Dans la salle d’audience, cette résurrection inédite fait mouche. Le juge chargé de l’affaire, Todd Lang, dit avoir «adoré cette IA». «Merci pour ça. Malgré votre colère, et aussi légitime que soit la colère de la famille, j’ai entendu le pardon, a-t-il dit à la famille. Je sens que c’était sincère.» Au terme du procès, Gabriel Horcasitas a été condamné à dix ans et demi de prison pour homicide involontaire – il avait déjà été reconnu coupable lors de son précédent procès.

Limites

L’utilisation de l’IA dans le cadre judiciaire n’est pas nouvelle. Paul Grimm, juge fédéral à la retraite et professeur à la Duke Law School, rappelle auprès de la BBC que «les tribunaux de l’Arizona ont déjà commencé à utiliser l’IA à d’autres fins.

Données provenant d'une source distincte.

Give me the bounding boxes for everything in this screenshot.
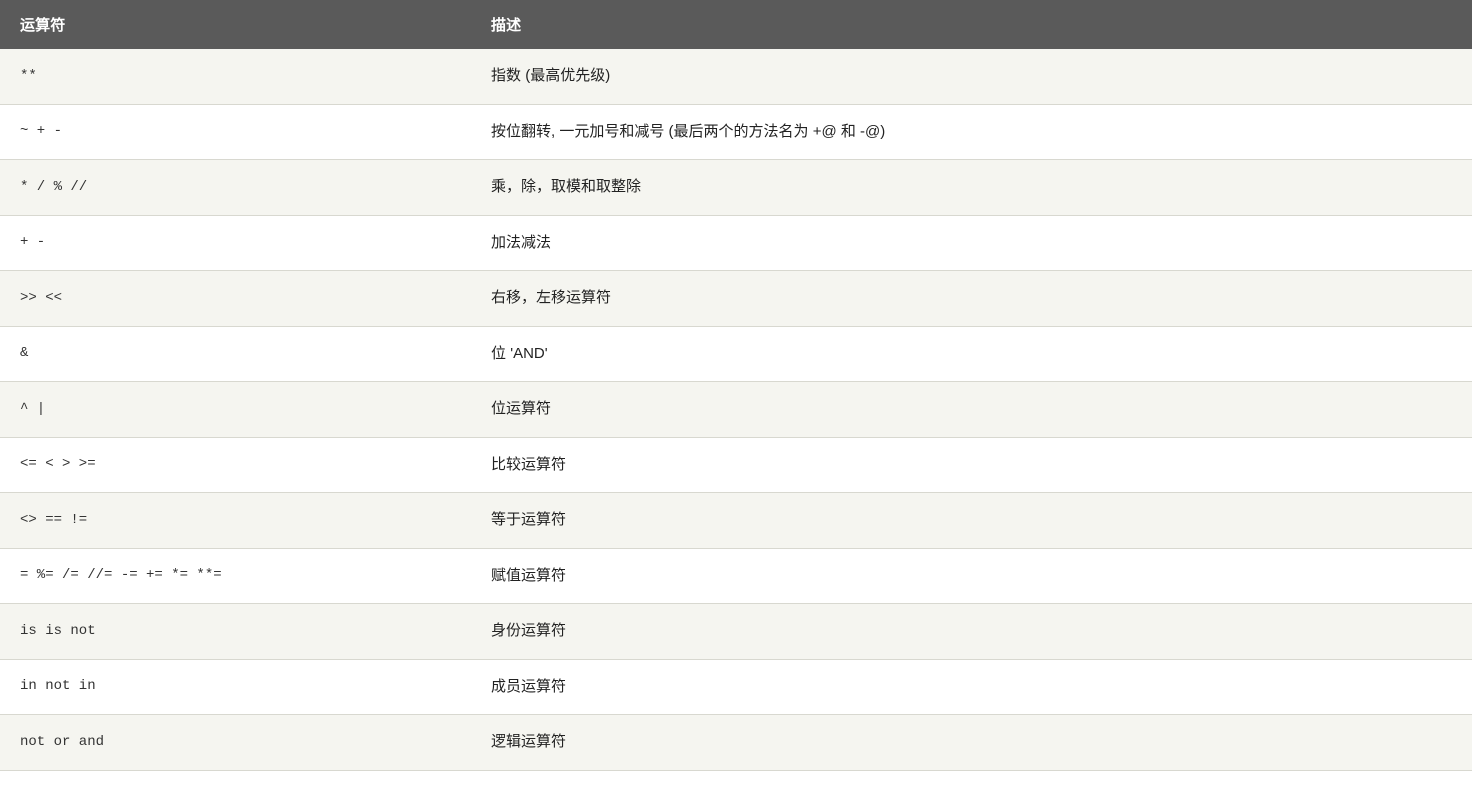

Par exemple, lorsque la Cour suprême de l’Etat rend une décision, elle dispose d’un système d’IA qui la rend plus accessible au public». Dans le cas de Chris Pelkey, la technologie a été utilisée en présence d’un juge qui devait décider d’une peine, ce qui est légal, et non d’un jury. Pour Paul Grimm, «nous nous pencherons sur [l’IA] au cas par cas, mais la technologie est irrésistible».

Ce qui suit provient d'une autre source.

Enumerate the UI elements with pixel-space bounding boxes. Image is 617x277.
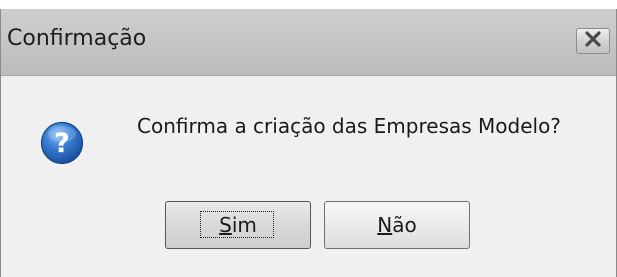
yes-button[interactable]: Sim <box>165 201 311 249</box>
no-button[interactable]: Não <box>324 201 470 249</box>
svg-text:?: ? <box>54 128 70 159</box>
dialog-message: Confirma a criação das Empresas Modelo? <box>137 114 561 138</box>
question-icon: ? <box>40 121 84 165</box>
close-icon <box>584 31 602 51</box>
dialog-title: Confirmação <box>7 26 147 51</box>
title-bar[interactable]: Confirmação <box>1 9 616 76</box>
focus-indicator <box>200 211 274 238</box>
close-button[interactable] <box>576 28 610 54</box>
confirmation-dialog: Confirmação ? Confirma a criação das Emp… <box>0 9 617 277</box>
no-button-label: Não <box>377 213 417 237</box>
dialog-body: ? Confirma a criação das Empresas Modelo… <box>1 76 616 277</box>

«Parce que cela se passe devant un juge, et non devant un jury, et parce que la vidéo n’a pas été présentée comme preuve en soi, son impact est plus limité», a abondé Maura Grossman, professeure à l’Université de Waterloo (Canada) qui a étudié les applications de l’IA dans les affaires pénales et civiles. Elle a ajouté auprès de la NPR qu’elle ne voyait aucun problème juridique ou éthique majeur dans le cas de Chris Pelkey.

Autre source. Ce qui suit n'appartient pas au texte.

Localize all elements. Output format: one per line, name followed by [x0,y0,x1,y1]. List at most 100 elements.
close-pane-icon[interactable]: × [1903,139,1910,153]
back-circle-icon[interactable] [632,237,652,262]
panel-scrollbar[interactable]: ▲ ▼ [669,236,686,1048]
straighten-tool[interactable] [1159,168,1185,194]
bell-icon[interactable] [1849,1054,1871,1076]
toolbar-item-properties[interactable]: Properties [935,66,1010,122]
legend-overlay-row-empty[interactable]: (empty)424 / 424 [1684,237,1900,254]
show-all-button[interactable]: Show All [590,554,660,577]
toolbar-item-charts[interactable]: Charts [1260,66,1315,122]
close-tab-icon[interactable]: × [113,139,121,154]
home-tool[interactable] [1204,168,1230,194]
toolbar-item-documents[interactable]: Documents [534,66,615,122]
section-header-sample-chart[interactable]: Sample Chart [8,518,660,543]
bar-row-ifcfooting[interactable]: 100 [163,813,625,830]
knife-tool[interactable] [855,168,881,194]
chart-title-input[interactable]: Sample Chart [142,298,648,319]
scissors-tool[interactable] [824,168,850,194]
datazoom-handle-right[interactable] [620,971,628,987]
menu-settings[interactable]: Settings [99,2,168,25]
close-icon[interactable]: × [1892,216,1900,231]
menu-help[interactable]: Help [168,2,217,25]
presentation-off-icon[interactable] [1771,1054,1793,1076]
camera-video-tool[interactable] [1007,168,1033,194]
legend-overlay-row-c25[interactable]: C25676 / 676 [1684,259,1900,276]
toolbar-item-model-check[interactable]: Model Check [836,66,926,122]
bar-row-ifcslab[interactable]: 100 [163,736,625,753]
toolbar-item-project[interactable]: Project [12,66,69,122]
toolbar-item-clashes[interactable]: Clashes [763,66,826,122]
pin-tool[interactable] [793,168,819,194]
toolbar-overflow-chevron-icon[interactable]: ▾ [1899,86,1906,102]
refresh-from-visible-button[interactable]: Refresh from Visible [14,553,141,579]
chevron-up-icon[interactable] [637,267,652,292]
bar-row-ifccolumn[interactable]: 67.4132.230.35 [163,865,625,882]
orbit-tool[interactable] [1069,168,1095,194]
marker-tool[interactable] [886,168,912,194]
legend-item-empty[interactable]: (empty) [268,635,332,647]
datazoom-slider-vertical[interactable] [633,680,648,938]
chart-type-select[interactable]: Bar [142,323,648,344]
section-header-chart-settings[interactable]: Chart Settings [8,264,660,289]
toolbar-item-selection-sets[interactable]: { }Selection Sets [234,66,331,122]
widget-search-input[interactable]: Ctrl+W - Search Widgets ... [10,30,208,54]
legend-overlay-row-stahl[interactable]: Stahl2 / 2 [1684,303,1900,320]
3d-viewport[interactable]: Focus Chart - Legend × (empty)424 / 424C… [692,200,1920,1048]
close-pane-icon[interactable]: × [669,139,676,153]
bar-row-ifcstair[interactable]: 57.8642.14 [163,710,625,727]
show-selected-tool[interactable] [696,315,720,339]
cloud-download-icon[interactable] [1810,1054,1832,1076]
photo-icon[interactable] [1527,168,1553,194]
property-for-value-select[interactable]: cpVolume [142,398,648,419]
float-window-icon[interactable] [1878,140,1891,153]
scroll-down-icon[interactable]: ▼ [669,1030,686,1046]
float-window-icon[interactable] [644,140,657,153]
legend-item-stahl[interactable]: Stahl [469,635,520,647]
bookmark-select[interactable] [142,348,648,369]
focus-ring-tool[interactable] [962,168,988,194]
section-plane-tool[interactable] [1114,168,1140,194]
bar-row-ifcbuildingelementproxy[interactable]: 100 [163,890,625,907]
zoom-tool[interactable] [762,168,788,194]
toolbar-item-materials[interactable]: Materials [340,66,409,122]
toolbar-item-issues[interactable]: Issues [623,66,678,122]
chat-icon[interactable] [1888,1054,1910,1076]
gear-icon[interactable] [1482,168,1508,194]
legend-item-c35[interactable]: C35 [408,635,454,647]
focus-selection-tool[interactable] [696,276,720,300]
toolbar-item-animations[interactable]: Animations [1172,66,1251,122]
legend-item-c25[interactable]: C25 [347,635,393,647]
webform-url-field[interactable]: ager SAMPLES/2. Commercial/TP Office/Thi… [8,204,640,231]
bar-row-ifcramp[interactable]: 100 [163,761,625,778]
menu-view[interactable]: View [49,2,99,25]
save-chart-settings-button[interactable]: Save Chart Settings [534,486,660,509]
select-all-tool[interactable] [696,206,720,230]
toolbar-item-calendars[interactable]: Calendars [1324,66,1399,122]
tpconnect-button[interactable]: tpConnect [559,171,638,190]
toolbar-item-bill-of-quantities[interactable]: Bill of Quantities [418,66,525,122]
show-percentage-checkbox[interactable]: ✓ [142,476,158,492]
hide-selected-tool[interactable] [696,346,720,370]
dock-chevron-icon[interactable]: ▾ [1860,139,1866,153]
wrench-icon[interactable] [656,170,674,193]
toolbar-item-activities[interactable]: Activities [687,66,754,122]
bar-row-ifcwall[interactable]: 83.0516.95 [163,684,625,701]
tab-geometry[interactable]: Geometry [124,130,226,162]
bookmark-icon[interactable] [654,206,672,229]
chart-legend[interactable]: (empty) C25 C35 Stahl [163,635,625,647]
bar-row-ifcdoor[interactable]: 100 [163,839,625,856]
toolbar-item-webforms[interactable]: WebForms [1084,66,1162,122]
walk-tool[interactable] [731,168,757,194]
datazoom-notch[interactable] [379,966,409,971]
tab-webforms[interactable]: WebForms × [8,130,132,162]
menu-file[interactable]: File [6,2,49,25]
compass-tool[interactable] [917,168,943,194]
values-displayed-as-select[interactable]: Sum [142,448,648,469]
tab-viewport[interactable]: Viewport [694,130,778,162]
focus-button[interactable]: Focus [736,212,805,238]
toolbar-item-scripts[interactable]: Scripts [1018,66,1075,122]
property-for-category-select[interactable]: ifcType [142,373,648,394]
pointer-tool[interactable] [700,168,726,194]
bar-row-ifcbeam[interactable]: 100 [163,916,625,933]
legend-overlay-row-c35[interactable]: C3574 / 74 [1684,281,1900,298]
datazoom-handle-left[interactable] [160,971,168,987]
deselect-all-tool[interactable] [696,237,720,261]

Mais certains experts comme Derek Leben, professeur d’éthique des affaires à l’Université Carnegie Mellon (Pennsylvanie), s’inquiètent de l’utilisation de l’IA et du précédent que cette affaire crée. Bien qu’il ne remette pas en question l’intention ou les actions de cette famille, le professeur craint que toutes les utilisations de l’IA ne soient pas conformes aux souhaits de la victime. «Obtiendrons-nous toujours la fidélité voulue par la personne, la victime dans ce cas ?», s’est-il interrogé.

La sœur de Chris Pelkey défend de son côté une utilisation «éthique et morale», avec pour unique intention celle de donner le dernier mot à son frère. Cette expérience l’a même amené à réfléchir à sa propre mort. Un soir, Stacey Wales s’est donc installée dans sa chambre et a enregistré une vidéo de neuf minutes où elle parle et rit – au cas où sa famille aurait besoin, un jour, d’un enregistrement clair de sa voix lors d’une audience.